En 1935, autoridades agrícolas de Australia decidieron introducir sapos de caña para combatir una plaga de escarabajos que dañaba los cultivos de caña de azúcar. La medida buscaba proteger la producción agrícola mediante un método de control biológico, pero el plan fracasó y terminó generando uno de los problemas ambientales más conocidos del país.
La decisión se tomó cuando los productores enfrentaban pérdidas por la presencia de insectos que atacaban las plantaciones. La idea era que los sapos se alimentaran de esos escarabajos y ayudaran a reducir su población. Sin embargo, el resultado fue muy diferente al esperado.
Los sapos de caña no lograron controlar a los insectos que afectaban a los cultivos. Los escarabajos se encontraban principalmente en las partes altas de las plantas, fuera del alcance de los anfibios, que se desplazan cerca del suelo. Esa diferencia en el comportamiento de ambas especies impidió que el método funcionara.

Mientras el objetivo inicial no se cumplía, los sapos encontraron en Australia un ambiente favorable para expandirse. Las condiciones climáticas, la disponibilidad de alimento y la ausencia de depredadores naturales facilitaron su reproducción y su rápida dispersión por distintas regiones del país.
Con el paso de los años, la población de sapos creció de manera sostenida y comenzó a afectar al ecosistema local. Esta especie posee toxinas naturales que pueden resultar letales para animales que intentan alimentarse de ellos. Como consecuencia, varias especies nativas resultaron perjudicadas al interactuar con los anfibios introducidos.
Según informó TN, la introducción de los sapos de caña terminó convirtiéndose en uno de los ejemplos más citados sobre los riesgos de introducir especies exóticas para resolver problemas agrícolas. Lo que comenzó como una solución para proteger los cultivos derivó en un desafío ambiental que persiste hasta la actualidad.
Entre las principales consecuencias se encuentra el hecho de que los sapos no cumplieron su objetivo original, ya que no lograron reducir la población de escarabajos. Al mismo tiempo, su presencia se extendió a nuevas áreas y alteró el equilibrio de la fauna local.

Los especialistas también señalan que la capacidad reproductiva de estos anfibios contribuyó a su rápida expansión.
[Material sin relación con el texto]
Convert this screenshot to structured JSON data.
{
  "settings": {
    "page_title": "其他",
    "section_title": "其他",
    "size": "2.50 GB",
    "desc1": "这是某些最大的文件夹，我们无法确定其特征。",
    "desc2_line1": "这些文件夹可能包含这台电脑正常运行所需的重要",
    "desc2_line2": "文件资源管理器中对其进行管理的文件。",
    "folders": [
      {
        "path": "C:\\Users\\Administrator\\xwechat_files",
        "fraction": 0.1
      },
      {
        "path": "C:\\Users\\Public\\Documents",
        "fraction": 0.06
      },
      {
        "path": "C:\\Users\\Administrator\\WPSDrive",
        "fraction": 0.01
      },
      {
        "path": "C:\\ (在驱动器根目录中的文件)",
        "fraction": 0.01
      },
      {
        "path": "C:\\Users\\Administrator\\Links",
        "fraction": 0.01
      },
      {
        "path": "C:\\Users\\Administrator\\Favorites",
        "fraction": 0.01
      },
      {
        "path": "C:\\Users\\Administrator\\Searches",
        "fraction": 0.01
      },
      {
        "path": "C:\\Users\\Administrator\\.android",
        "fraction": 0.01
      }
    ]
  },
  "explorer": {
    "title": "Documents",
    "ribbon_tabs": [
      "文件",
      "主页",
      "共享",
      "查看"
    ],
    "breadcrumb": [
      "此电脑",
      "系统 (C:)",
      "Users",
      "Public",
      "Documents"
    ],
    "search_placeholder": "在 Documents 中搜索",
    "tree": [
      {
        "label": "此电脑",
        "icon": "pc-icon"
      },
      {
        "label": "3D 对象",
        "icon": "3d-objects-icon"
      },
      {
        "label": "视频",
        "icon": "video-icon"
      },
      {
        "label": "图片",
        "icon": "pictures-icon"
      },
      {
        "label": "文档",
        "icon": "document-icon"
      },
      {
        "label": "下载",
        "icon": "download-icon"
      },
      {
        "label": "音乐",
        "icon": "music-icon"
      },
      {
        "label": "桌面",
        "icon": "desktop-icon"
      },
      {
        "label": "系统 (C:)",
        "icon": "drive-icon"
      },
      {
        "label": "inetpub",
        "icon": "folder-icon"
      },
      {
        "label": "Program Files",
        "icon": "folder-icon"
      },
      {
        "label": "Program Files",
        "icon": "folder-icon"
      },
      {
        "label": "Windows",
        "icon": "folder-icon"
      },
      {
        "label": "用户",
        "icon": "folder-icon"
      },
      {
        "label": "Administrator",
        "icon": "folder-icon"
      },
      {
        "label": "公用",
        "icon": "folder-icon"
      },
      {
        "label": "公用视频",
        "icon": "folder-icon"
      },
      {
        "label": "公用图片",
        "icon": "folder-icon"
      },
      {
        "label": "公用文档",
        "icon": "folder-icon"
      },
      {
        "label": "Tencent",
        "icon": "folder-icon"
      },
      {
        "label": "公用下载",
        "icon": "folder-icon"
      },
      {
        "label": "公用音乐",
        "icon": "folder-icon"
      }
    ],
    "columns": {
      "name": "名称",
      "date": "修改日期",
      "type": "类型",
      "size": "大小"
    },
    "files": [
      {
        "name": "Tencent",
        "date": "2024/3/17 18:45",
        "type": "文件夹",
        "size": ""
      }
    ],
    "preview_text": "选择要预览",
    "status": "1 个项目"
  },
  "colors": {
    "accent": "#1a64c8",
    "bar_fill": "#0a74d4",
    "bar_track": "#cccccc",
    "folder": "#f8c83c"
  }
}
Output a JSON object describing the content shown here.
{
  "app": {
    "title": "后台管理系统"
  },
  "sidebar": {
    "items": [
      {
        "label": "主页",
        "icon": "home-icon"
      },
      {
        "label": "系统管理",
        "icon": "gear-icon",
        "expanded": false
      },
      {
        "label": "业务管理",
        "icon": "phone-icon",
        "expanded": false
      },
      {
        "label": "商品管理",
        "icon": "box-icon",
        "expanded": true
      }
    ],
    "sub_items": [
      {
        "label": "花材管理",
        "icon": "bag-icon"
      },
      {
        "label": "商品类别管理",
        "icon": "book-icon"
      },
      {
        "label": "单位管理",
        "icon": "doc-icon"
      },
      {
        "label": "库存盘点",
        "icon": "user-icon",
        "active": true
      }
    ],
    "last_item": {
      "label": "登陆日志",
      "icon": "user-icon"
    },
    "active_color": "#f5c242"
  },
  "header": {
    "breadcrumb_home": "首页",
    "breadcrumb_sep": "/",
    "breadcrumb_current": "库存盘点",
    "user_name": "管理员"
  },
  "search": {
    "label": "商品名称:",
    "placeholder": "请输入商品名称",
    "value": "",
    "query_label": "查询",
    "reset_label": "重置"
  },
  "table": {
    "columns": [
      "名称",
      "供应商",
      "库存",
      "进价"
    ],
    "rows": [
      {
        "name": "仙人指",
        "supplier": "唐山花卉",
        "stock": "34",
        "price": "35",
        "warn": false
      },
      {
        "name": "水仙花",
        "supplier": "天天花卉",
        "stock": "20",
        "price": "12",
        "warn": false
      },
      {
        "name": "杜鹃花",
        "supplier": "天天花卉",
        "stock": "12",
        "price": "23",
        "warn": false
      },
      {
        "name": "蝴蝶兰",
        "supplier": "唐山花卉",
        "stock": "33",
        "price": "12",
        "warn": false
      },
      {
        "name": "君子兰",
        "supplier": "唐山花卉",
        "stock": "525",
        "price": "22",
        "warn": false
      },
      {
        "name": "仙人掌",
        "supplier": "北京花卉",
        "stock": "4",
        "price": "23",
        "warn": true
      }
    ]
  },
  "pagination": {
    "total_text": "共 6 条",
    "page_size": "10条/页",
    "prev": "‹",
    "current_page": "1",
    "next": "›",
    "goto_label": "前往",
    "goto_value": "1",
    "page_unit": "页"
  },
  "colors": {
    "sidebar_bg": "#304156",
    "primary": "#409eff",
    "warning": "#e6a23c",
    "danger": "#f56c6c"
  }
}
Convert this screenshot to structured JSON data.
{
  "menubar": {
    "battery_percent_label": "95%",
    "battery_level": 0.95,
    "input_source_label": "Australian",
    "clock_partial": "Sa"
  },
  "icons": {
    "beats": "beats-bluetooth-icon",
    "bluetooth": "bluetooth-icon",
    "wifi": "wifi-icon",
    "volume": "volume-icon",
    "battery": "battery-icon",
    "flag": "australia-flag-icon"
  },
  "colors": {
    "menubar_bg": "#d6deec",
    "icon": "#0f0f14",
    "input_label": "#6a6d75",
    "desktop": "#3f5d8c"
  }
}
En condiciones favorables, pueden reproducirse en grandes cantidades, lo que dificulta los intentos de control una vez que la especie se establece en un territorio.
A lo largo de las décadas se desarrollaron distintos programas científicos para estudiar el fenómeno y evaluar posibles métodos de control. Sin embargo, la presencia de los sapos de caña continúa siendo un problema en amplias zonas de Australia.
El caso se convirtió en una referencia frecuente dentro del campo de la ecología y la gestión ambiental. Investigadores lo utilizan como ejemplo de los efectos que pueden surgir cuando se introducen especies en ecosistemas donde no existen naturalmente.
La historia también impulsó un mayor debate sobre la necesidad de realizar evaluaciones ambientales rigurosas antes de aplicar estrategias de control biológico en la agricultura. Alterar un ecosistema puede generar consecuencias difíciles de revertir, incluso cuando la intención inicial es resolver un problema productivo.
Hoy, casi un siglo después de aquella decisión, los sapos de caña siguen siendo una de las especies invasoras más problemáticas de Australia, recordando cómo una medida pensada para proteger cultivos terminó transformándose en un desafío ambiental de largo plazo.